Visualizing Sea level rise
Something like 15 years ago I put together some geographical data I found online containing European elevation and created a GIF out of it showing how Europe would be impacted at various amounts of sea level rise. People liked it — it was a simpler time when being able to create a GIF out of data made you a data wizard.
It always vaguely bothered me that it only covered Europe though and so I was happy to see that MapBox published a global dataset of elevation. If you are thinking, didn’t NASA or so not have datasets like that, you are of course absolutely right. Those are gnarly to process though and since it only vaguely bothered me, that was enough to stop me until MapBox did the presumably gnarly work.

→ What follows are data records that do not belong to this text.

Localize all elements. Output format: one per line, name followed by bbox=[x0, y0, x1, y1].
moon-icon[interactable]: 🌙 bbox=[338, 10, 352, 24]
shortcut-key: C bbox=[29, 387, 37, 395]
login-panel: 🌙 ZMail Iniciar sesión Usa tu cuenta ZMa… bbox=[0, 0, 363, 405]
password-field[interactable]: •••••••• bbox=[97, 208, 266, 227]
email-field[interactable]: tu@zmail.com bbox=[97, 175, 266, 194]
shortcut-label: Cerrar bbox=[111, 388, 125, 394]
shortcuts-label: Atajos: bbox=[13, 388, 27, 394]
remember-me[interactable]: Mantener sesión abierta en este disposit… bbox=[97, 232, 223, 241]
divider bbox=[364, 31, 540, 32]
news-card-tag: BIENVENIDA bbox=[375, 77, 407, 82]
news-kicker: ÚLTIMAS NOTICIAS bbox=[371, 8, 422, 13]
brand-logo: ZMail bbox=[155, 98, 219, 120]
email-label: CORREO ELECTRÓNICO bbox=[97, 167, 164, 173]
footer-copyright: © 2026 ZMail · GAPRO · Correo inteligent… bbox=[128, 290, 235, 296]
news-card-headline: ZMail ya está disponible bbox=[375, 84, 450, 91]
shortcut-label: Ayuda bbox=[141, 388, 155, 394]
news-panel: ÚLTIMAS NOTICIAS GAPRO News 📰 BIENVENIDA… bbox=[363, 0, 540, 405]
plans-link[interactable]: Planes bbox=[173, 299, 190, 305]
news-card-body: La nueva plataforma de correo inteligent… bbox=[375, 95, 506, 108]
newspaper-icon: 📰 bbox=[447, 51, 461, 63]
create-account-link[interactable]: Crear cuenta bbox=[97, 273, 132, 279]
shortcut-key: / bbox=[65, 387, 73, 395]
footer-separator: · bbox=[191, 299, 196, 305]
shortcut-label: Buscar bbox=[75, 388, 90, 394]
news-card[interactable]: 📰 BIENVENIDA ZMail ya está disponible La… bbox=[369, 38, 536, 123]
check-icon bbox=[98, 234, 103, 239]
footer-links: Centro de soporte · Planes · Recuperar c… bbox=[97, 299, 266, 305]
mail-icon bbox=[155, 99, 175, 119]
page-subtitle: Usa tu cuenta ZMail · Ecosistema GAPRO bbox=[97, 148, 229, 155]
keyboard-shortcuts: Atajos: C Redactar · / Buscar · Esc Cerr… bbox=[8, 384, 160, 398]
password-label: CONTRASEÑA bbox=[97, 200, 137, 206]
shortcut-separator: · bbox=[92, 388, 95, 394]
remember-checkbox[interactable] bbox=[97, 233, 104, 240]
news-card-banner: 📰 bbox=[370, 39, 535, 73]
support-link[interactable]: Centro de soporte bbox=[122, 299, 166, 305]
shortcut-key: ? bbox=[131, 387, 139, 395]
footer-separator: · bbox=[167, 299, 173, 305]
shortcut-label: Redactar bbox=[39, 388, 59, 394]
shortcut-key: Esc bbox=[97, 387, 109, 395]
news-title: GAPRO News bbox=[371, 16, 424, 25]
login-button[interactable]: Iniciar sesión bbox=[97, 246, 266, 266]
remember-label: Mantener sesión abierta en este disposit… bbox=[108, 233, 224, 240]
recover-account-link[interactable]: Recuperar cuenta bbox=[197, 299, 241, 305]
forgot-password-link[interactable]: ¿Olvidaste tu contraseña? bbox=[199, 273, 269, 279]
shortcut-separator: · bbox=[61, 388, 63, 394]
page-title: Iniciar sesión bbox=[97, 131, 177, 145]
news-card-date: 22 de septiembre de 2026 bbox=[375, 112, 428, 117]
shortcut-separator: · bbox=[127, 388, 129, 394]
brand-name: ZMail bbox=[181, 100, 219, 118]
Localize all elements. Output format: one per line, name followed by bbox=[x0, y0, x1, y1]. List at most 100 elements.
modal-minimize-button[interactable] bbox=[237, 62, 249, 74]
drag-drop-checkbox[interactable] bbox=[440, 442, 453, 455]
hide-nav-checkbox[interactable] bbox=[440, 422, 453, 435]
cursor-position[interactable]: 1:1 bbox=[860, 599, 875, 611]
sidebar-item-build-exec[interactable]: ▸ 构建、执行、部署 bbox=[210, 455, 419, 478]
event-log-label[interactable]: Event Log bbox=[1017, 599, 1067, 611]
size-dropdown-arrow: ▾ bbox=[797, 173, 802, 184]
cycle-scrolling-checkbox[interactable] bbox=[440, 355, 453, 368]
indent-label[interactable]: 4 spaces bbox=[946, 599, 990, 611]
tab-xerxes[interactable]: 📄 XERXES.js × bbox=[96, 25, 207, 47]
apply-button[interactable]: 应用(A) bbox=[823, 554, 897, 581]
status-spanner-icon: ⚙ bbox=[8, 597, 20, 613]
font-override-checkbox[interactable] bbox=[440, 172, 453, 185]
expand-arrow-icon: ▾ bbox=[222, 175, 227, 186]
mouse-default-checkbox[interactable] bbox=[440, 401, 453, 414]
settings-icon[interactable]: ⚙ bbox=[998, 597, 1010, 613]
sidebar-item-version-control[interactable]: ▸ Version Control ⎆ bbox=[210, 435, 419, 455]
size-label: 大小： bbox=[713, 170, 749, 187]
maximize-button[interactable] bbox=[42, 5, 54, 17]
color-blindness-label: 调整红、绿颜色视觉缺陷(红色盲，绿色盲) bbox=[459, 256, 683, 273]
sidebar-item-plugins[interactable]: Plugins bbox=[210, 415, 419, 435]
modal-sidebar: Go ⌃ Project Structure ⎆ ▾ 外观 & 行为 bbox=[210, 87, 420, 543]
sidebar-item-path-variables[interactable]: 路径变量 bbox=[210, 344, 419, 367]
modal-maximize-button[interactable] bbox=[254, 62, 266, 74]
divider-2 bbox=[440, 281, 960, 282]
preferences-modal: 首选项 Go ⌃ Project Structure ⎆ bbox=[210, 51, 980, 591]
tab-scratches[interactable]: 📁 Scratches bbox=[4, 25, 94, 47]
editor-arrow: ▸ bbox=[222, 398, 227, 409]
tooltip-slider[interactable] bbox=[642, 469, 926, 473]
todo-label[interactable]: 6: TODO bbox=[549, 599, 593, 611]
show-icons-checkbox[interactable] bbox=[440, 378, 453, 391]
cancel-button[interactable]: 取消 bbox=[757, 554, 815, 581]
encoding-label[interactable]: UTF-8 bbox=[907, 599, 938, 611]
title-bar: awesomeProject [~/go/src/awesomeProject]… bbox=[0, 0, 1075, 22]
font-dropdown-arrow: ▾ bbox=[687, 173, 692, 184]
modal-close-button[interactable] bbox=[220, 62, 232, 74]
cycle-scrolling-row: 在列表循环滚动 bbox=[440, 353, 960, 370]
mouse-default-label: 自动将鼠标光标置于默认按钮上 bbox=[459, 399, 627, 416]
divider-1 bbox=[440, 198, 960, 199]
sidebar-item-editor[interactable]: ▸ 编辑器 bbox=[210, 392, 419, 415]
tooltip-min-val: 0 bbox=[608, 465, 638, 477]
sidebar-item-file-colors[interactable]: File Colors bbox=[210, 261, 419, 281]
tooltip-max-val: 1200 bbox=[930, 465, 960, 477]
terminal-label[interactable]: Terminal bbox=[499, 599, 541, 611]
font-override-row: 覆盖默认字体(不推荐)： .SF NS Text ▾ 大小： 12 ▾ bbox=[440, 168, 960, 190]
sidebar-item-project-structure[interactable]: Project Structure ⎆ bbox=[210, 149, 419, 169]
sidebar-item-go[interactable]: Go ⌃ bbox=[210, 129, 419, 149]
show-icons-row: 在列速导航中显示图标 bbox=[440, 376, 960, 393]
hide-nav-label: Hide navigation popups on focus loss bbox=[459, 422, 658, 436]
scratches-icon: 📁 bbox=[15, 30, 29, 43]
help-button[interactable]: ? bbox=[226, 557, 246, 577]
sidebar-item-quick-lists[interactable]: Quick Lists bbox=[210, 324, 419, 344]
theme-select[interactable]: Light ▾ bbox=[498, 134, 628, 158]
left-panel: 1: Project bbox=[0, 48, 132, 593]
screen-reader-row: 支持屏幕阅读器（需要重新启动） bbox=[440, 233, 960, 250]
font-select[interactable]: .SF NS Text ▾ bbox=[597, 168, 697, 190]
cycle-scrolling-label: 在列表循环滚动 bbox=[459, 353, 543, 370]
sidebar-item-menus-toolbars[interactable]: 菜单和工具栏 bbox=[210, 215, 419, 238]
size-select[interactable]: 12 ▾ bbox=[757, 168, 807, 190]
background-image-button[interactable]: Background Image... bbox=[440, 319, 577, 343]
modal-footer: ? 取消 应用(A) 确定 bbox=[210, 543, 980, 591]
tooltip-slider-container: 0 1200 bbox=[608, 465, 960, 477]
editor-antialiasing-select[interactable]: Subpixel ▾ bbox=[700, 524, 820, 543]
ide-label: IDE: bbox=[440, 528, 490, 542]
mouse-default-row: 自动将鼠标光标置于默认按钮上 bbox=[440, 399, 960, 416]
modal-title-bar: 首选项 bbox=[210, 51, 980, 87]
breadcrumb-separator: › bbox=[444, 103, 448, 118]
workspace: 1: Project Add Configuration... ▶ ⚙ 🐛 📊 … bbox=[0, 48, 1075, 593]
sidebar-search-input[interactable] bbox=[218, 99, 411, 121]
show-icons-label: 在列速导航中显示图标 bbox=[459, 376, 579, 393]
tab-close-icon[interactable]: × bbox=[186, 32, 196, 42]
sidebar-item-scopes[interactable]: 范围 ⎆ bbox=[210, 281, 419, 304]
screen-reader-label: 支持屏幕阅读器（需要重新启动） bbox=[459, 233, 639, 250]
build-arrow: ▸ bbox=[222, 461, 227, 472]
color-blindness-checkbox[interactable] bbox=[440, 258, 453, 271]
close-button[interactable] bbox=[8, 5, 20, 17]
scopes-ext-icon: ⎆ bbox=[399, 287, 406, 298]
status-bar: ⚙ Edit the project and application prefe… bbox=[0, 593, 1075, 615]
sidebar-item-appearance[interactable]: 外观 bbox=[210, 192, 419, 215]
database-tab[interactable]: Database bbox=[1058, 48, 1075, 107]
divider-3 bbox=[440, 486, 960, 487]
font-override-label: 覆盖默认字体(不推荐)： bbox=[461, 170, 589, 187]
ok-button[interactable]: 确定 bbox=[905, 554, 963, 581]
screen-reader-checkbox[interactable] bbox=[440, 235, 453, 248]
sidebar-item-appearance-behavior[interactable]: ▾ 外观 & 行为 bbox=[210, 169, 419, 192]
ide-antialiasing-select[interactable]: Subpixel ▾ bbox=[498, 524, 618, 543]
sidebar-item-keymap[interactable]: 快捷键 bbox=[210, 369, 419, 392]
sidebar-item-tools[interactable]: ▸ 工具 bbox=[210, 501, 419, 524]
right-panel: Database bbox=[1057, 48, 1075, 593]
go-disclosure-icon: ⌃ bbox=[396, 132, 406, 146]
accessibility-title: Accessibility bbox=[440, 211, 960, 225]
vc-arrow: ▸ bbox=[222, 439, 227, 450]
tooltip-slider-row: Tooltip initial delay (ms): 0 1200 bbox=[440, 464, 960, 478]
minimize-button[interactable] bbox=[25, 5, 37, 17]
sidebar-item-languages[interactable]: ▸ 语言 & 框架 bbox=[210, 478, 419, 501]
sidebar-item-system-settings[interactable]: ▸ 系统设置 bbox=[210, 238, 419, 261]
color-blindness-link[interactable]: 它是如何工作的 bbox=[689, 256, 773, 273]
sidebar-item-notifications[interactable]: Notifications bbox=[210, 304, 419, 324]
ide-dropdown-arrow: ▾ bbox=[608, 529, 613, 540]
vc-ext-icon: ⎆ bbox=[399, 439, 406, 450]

Although creating a larger GIF covering the entire planet was now within reach, it didn’t necessarily seem like the best way forward. Showing which parts of the planet are vulnerable to sea level rise is of course somewhat interesting, but what really matters is how many people actually live there. The Center for International Earth Science Information Network publishes a neat data set with global population density and so we can just combine the two.
The result is the new sealevel project. It’s basically 9 high-ish resolution maps (8k x 4k) showing the earth at different levels of water, with the land masses colored according to population density. The 500 meter map is mostly for reference; I don’t think even the most pessimistic models see the oceans rise by that much.
Oh, there’s also a video:
Some more data fun
We can plot the data directly of course, by projecting the population against the elevation. The graph below show for each interval of 10 meters how many live in that bracket. Below 10m there are not all that many people, but it actually goes down quite a bit; the dead sea is at -430m and there’s a decent amount of density around it. Up to 100m or so, the number of people drops off quite quickly but then stabilizes, somewhat unexpectedly.
We can also reverse the colors; rather than showing the population density of areas that are not in danger, we can show which areas are and color them the same way — leave the areas that are not just dark. Especially on lower levels of sea rise it shows more clearly where the risks are since the coastal cities light up really clearly.
How this works
The code to get this working can be found on GitHub and is all fairly straightforward. Rasterio lets us read GeoTiffs as numpy arrays and once we have those, we’re off to the races. There is probably a better way to convert the data to an RGB something like auto mapping the elevation and population data to integers and doing a lookup, but filling in the bitmap pixel by pixel works too — it takes a few minutes which is slow, but faster than doing the clever thing.
Similarly, I ended up reprojecting the elevation data from MapBox to the projection used for the population data; the first is in web mercator, while the latter just lat/lng pairs as indexes into the bitmap. The math is pretty straightforward and other suggestions on the internet only lead to frustration.